Baris pada verse 1 menghasilkan rangkaian nada yang cenderung menurun, mendekati nada dasarnya. Ibarat berintonasi, pencerita seakan menggumamkan pertanyaan yang ditujukan kepada dirinya sendiri. Sejauh ini, ketidaktahuannya masih berselubung di seputar diri. Sedangkan pada baris di verse 2, nada yang dipilih justru menjauh dari ‘rumah’ dan malah keluar melampaui ruang nada satu oktaf tangga nada A. Sang pencerita seolah frustasi, kebingungannya meluap tak terbendung lagi. Ia pun akhirnya melantangkan pertanyaannya kepada pendengar yang entah akan menjawab atau tidak, juga ia tak peduli.

Rangkaian nada di kedua baris ini masing-masing membangun ruang nada yang berbeda, dibentuk dari jarak yang berbeda pula terhadap nada rumahnya. Ruang ini saling tumpang tindih, beririsan, bertabrakan dengan ruang oktaf dan pecahan ruang-ruang kecil lain yang tercipta antar satu nada dengan nada yang mengikutinya. Instrumentasi hingga teknik vokal yang dilancarkan Agnes serta iringan suara Ahmad Dhani pun turut mengukuhkan terbangunnya ruang tersebut. Dalam definisi ruang nada inilah muatan rasa berkisar. Kita dapat membacanya dan mendapat makna dari lagu secara total untuk kemudian bisa kita resapi dan hayati dengan refleksi yang personal.

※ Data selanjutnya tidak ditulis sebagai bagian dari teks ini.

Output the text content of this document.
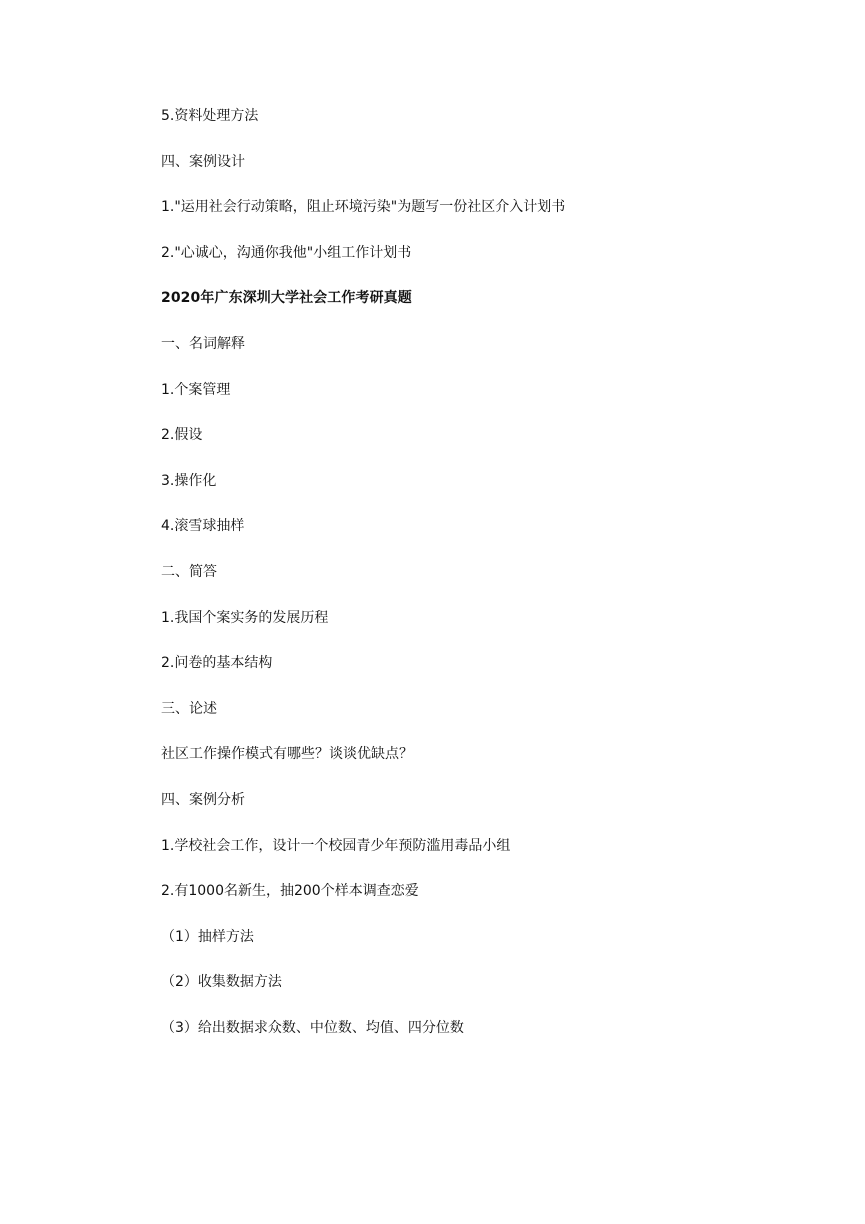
5.资料处理方法

四、案例设计

1."运用社会行动策略，阻止环境污染"为题写一份社区介入计划书

2."心诚心，沟通你我他"小组工作计划书

2020年广东深圳大学社会工作考研真题

一、名词解释

1.个案管理

2.假设

3.操作化

4.滚雪球抽样

二、简答

1.我国个案实务的发展历程

2.问卷的基本结构

三、论述

社区工作操作模式有哪些？谈谈优缺点？

四、案例分析

1.学校社会工作，设计一个校园青少年预防滥用毒品小组

2.有1000名新生，抽200个样本调查恋爱

（1）抽样方法

（2）收集数据方法

（3）给出数据求众数、中位数、均值、四分位数
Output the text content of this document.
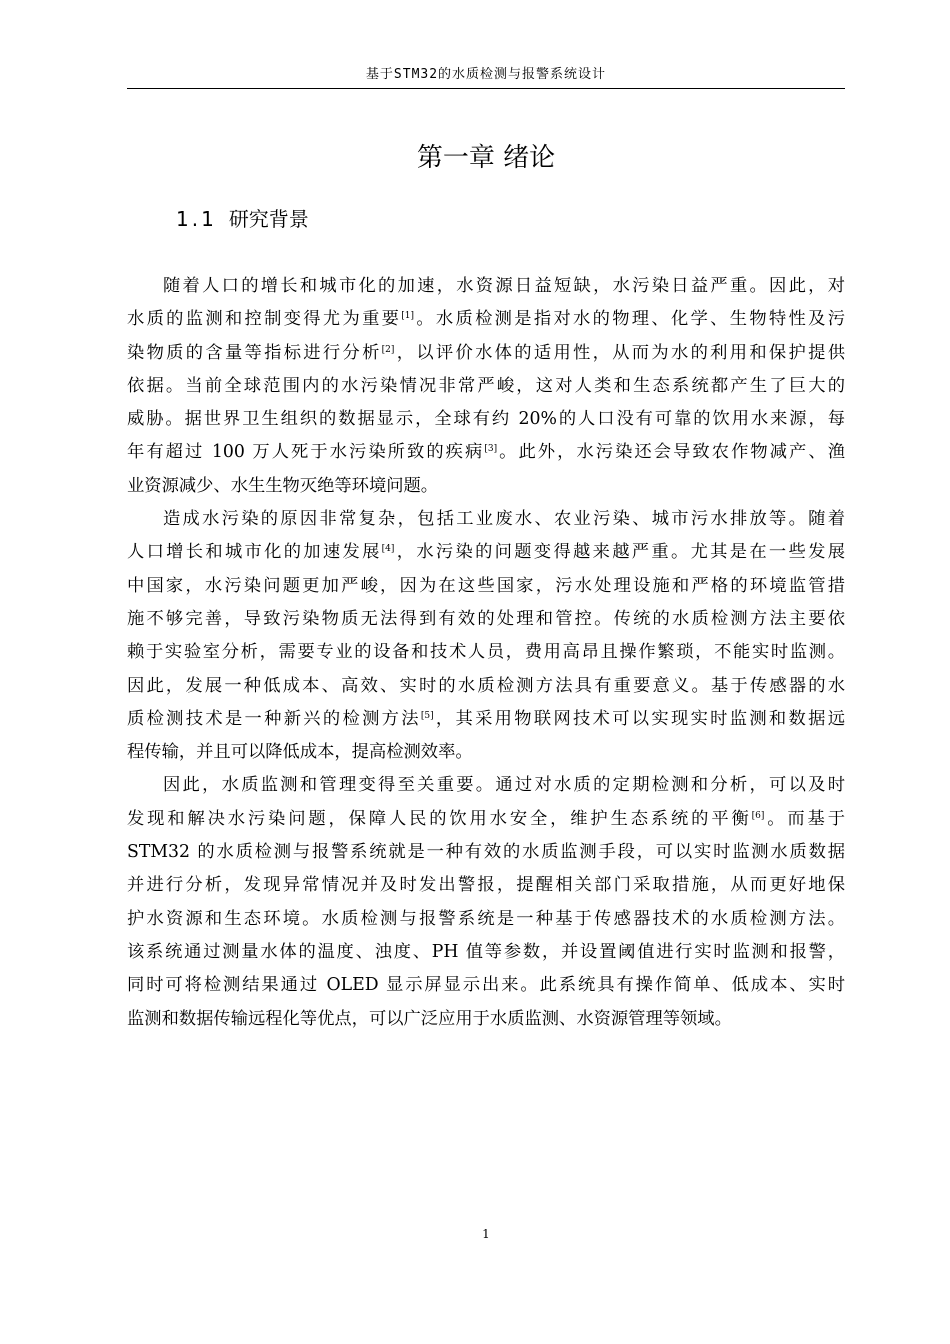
基于STM32的水质检测与报警系统设计
第一章 绪论
1.1 研究背景
随着人口的增长和城市化的加速，水资源日益短缺，水污染日益严重。因此，对
水质的监测和控制变得尤为重要[1]。水质检测是指对水的物理、化学、生物特性及污
染物质的含量等指标进行分析[2]，以评价水体的适用性，从而为水的利用和保护提供
依据。当前全球范围内的水污染情况非常严峻，这对人类和生态系统都产生了巨大的
威胁。据世界卫生组织的数据显示，全球有约 20%的人口没有可靠的饮用水来源，每
年有超过 100 万人死于水污染所致的疾病[3]。此外，水污染还会导致农作物减产、渔
业资源减少、水生生物灭绝等环境问题。
造成水污染的原因非常复杂，包括工业废水、农业污染、城市污水排放等。随着
人口增长和城市化的加速发展[4]，水污染的问题变得越来越严重。尤其是在一些发展
中国家，水污染问题更加严峻，因为在这些国家，污水处理设施和严格的环境监管措
施不够完善，导致污染物质无法得到有效的处理和管控。传统的水质检测方法主要依
赖于实验室分析，需要专业的设备和技术人员，费用高昂且操作繁琐，不能实时监测。
因此，发展一种低成本、高效、实时的水质检测方法具有重要意义。基于传感器的水
质检测技术是一种新兴的检测方法[5]，其采用物联网技术可以实现实时监测和数据远
程传输，并且可以降低成本，提高检测效率。
因此，水质监测和管理变得至关重要。通过对水质的定期检测和分析，可以及时
发现和解决水污染问题，保障人民的饮用水安全，维护生态系统的平衡[6]。而基于
STM32 的水质检测与报警系统就是一种有效的水质监测手段，可以实时监测水质数据
并进行分析，发现异常情况并及时发出警报，提醒相关部门采取措施，从而更好地保
护水资源和生态环境。水质检测与报警系统是一种基于传感器技术的水质检测方法。
该系统通过测量水体的温度、浊度、PH 值等参数，并设置阈值进行实时监测和报警，
同时可将检测结果通过 OLED 显示屏显示出来。此系统具有操作简单、低成本、实时
监测和数据传输远程化等优点，可以广泛应用于水质监测、水资源管理等领域。
1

Fenomena ruang dalam musik ini tentu kekal dan berkelanjutan, sebab tiap bunyi memiliki ruangnya sendiri dan itu adalah hukum alam yang pasti. Mungkin itulah salah satu musabab mengapa musik seringkali terasa begitu dekat dengan keseharian dan peradaban, begitu kuat sebagai pembawa gagasan dan pemarkah zaman: karena musik bisa bicara tentang ruang, dan bahasa musik sendiri pun adalah bahasa ruang. Ia bisa lekas diterima oleh kita yang kodratnya juga sama-sama mengisi spasi.

Lebih dari itu, musik membantu kita untuk memahami ruang-ruang yang tak bisa dilihat tapi tak pernah gagal kita kenali, tempat kita menaruh perasaan, gairah, dan memori. Maka dengan dan melalui musik kita bisa bermanifestasi, saling beresonansi, mengakui dan memvalidasi. Sehingga kita sadar bahwa selain bumi yang kita pijak, ada ruang-ruang lain yang juga kita bagi. Dan darinya mungkin keberadaan kita yang sebentar nan banal ini dibuat serasa tidak sia-sia dan punya arti.

* ­­Tanpa harus bisa bermusik atau mempelajari teori musik, biasanya kita bisa merasakan nada dasar dari sebuah lagu. Bisa jadi, musik pop lebih mudah diterima dan akrab di telinga sebab pola progresi chord dan melodinya mudah ‘ditebak’ untuk mencapai home note.

Referensi:

Albersheim, Gerhard. “The Sense of Space in Tonal and Atonal Music.” The Journal of Aesthetics and Art Criticism, vol. 19, no. 1, 1960, pp. 17–30. JSTOR, www.jstor.org/stable/427408. Accessed 1 Aug. 2020.

Christ, William et al. Introduction To Materials And Structure Of Music. Prentice-Hall, 1975.